The project – undertaken by J&P – AVAX, TERNA, AKTOR and INTRAKAT, who submitted a joint bid in 2013 – is scheduled for completion in April 2017. The cost, budgeted at just under 887 million euros, will be footed by the Greek state.
The bill that paved the way for the capital’s first official mosque was voted through Parliament last August, yet the idea for a mosque in Athens – one of the few European capitals without one – was first floated in 1976 by Arab diplomats.
In 1983, Saudi Arabia submitted plans for an Islamic institution and a place of worship to the Greek Foreign Ministry.
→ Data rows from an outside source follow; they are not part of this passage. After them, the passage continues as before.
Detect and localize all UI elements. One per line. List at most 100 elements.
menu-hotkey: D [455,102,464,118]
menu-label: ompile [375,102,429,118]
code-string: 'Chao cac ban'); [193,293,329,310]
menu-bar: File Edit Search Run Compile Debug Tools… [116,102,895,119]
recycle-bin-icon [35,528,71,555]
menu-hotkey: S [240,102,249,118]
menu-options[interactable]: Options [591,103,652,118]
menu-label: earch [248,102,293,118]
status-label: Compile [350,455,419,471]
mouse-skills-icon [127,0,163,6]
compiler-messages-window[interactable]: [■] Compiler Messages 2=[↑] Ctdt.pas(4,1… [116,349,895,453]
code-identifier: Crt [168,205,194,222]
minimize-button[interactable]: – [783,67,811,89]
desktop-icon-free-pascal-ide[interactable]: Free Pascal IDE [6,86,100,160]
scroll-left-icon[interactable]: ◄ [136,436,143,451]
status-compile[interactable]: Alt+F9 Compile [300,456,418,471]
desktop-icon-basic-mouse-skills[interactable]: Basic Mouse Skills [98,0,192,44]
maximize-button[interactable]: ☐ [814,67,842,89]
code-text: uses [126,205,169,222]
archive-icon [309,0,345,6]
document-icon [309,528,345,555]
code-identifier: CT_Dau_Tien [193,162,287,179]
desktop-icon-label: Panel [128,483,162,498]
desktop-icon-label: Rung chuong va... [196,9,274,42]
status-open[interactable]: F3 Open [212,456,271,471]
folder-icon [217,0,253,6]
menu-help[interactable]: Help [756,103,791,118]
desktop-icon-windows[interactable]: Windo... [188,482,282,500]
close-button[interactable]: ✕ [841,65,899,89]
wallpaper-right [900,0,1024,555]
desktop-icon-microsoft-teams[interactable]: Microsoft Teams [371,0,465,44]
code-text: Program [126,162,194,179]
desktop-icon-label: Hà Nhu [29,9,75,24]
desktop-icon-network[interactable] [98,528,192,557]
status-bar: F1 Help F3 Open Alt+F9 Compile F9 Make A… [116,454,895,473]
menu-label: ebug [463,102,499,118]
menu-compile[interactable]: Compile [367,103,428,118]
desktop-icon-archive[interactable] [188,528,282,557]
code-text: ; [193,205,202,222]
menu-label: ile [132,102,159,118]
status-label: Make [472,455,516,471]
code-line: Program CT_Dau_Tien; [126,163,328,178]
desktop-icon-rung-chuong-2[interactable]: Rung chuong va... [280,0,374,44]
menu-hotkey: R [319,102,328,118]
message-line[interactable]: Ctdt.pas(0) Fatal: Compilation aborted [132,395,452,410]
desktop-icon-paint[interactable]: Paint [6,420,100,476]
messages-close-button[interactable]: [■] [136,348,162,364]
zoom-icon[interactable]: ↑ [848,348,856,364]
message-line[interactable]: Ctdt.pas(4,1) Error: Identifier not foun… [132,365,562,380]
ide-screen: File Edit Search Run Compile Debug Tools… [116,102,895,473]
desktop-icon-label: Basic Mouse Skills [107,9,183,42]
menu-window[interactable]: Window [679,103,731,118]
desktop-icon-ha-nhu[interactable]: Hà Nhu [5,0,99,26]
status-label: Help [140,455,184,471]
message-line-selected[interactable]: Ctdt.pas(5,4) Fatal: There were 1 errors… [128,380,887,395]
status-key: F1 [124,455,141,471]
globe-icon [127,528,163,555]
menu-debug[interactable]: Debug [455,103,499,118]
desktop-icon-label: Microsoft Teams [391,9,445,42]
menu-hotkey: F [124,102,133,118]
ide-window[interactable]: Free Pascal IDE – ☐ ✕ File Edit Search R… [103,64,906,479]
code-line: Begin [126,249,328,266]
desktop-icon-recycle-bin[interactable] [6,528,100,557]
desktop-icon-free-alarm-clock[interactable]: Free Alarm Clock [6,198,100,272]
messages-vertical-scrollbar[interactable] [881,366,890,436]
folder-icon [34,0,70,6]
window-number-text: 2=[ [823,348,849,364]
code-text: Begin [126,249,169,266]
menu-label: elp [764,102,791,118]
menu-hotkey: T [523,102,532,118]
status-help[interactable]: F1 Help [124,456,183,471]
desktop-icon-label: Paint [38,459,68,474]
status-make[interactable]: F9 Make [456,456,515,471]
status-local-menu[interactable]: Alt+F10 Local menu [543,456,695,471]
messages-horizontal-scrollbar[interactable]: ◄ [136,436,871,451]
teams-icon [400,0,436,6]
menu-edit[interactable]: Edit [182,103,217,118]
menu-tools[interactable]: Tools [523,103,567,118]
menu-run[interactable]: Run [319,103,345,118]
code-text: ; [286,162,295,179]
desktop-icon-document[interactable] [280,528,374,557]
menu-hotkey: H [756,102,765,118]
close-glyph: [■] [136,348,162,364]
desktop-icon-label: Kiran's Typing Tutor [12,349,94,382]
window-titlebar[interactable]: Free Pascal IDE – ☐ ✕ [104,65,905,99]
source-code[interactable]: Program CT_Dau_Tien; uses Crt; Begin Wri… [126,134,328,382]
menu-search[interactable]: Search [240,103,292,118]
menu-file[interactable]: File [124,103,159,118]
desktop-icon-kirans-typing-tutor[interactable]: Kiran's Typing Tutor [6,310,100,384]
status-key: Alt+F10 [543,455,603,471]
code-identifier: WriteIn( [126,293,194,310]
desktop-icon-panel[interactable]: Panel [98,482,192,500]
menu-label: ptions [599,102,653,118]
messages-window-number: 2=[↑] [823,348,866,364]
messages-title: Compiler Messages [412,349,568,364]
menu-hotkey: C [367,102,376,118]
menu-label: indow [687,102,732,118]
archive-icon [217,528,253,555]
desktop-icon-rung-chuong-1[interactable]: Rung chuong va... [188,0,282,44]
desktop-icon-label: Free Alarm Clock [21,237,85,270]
The project, however, never went ahead as authorities repeatedly backed down after opposition emanating from senior Church officials and local authorities at potential locations.
The idea was reintroduced in 2000 with a law stipulating the construction of an Islamic cultural center on the outskirts of Athens, the cost of which was to be undertaken by the Saudi government.
But this plan also floundered under opposition from the Church and locals.
The project was revived in 2006 when Parliament passed a law to build a mosque in Athens with public money, on land formerly belonging to the Navy at Votanikos.
However, more delays followed – the four tenders launched for its construction received no bids, as companies feared backlash from the Church and far-right groups – until the consortium’s joint bid three years ago. After more delays, the deal to begin construction was finally signed on Monday.